Hanya saja, evaluasi itu mestinya bersifat sistemik dan mendalam,
bukan hanya parsial. Kini muncul gagasan menyelenggarakan Pilkada Asimetris,
yaitu Pilkada Langsung hanya untuk Pemilihan Bupati/Walikota saja, yang
memimpin daerah otonom, sementara untuk Pemilihan Gubernur di level provinsi
dilakukan melalui DPRD. Menurut saya, cara pandang semacam itu masih bersifat
parsial dan aji mumpung kepentingan jangka pendek.
Jumlah provinsi di Indonesia hanya 34, bandingkan dengan jumlah
kabupaten/kota yang mencapai 514. Sehingga, jika kita menggelisahkan Pilkada
yang mahal, mengubah Pemilihan Gubernur secara kualitatif dan kuantitatif
dampaknya sangatlah tak signifikan. Mestinya yang kita perhatikan adalah
Pemilihan Bupati/Walikota.
Tapi bagaimana dengan status Kabupaten/Kota sebagai daerah otonom?

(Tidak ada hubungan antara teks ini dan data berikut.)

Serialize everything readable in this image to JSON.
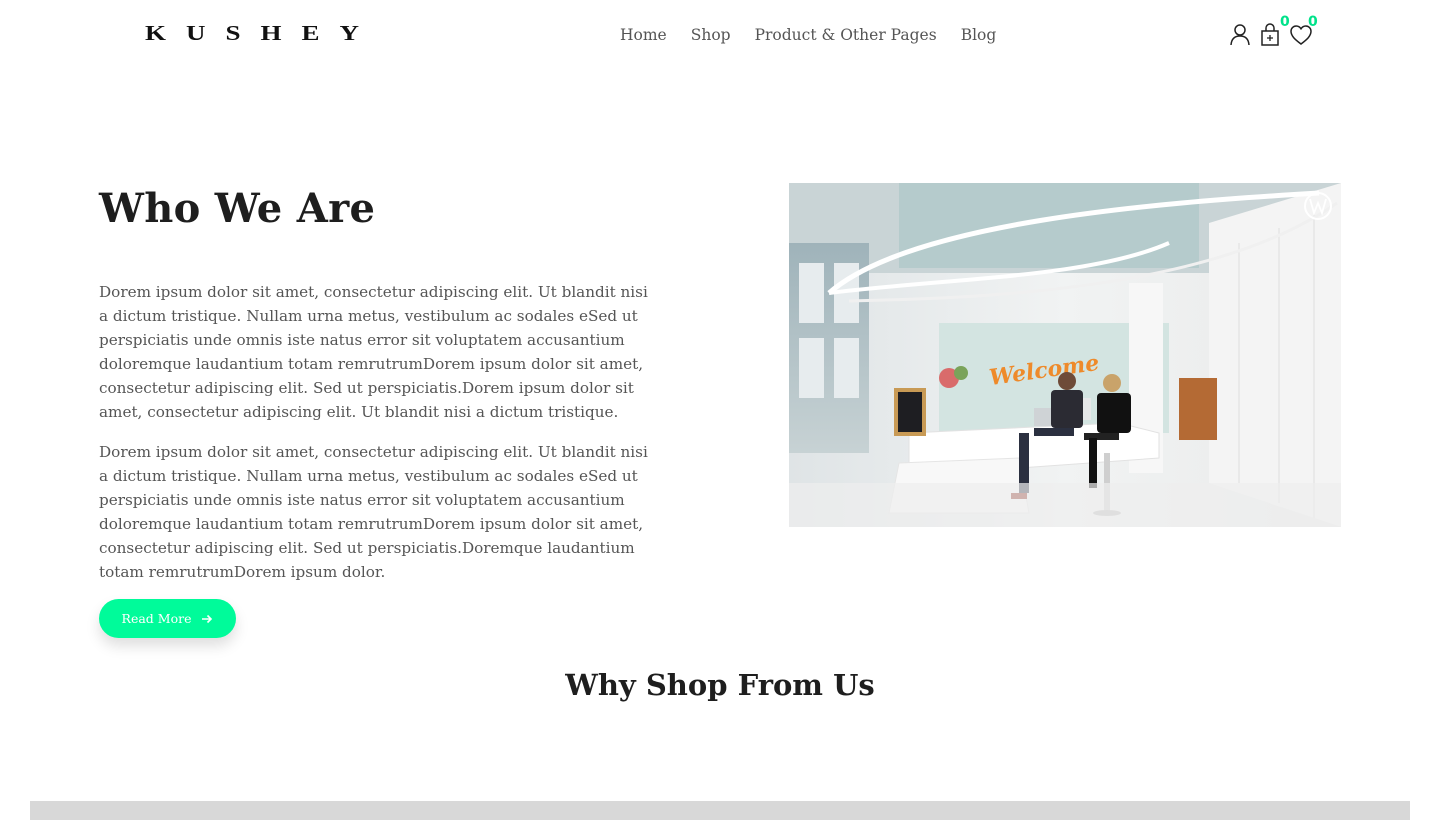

Inilah titik evaluasinya. Kita perlu mendalami apakah sebaiknya otonomi daerah
tetap diberikan untuk level kabupaten/kota, ataukah perlu digeser ke level
provinsi. Saya kira kuncinya ada di situ. Ini yang harus dikaji mendalam.
Pemerintah sendiri mencatat bahwa sekitar 78 persen kabupaten/kota
hasil pemekaran dianggap gagal. Dalam kenyataannya, memang banyak pemerintah
Tingkat Dua tak sanggup menyelenggarakan rumah tangga pemerintahan mereka
sendiri. Sebagai pembanding, saat ini hanya 10 persen saja daerah otonom yang
benar-benar mandiri secara fiskal. Sementara sekitar 70 persen daerah otonom,
PAD-nya berkisar 10 persen saja dari jumlah APBD-nya. Dengan kata lain, meski
masih harus dikaji kembali, penetapan kabupaten/kota sebagai daerah otonom
harus dievaluasi secara serius, karena dari sisi keuangan negara sistem semacam
ini sudah bersifat destruktif.
Bayangkan, jumlah daerah otonom di Indonesia 14 kali lipat dari
jumlah daerah otonom di Cina dan India, padahal jumlah penduduk kita hanya
seperenam dan seperlima kedua negara tadi. Dari 514 kabupaten/kota yang ada,
508 di antaranya berstatus daerah otonom yang tiap lima tahun sekali
menyelenggarakan Pilkada Langsung. Berapa biaya yang bisa kita hemat jika
kebijakan otonomi daerah kita geser ke level provinsi? Saya kira jumlahnya
lebih signifikan.
Dalam dua puluh tahun terakhir, kita menganggap demokrasi liberal
lebih baik daripada demokrasi perwakilan. Padahal, segala keberatan kita hari
ini terhadap praktik demokrasi yang mahal—sehingga hanya menguntungkan para
oligarki, mestinya membawa kita pada diskusi yang lebih substantif, bukan hanya
soal prosedural langsung dan tidak langsung. Isu substantif kita sebenarnya
adalah pada bagaimana meningkatkan kualitas demokrasi.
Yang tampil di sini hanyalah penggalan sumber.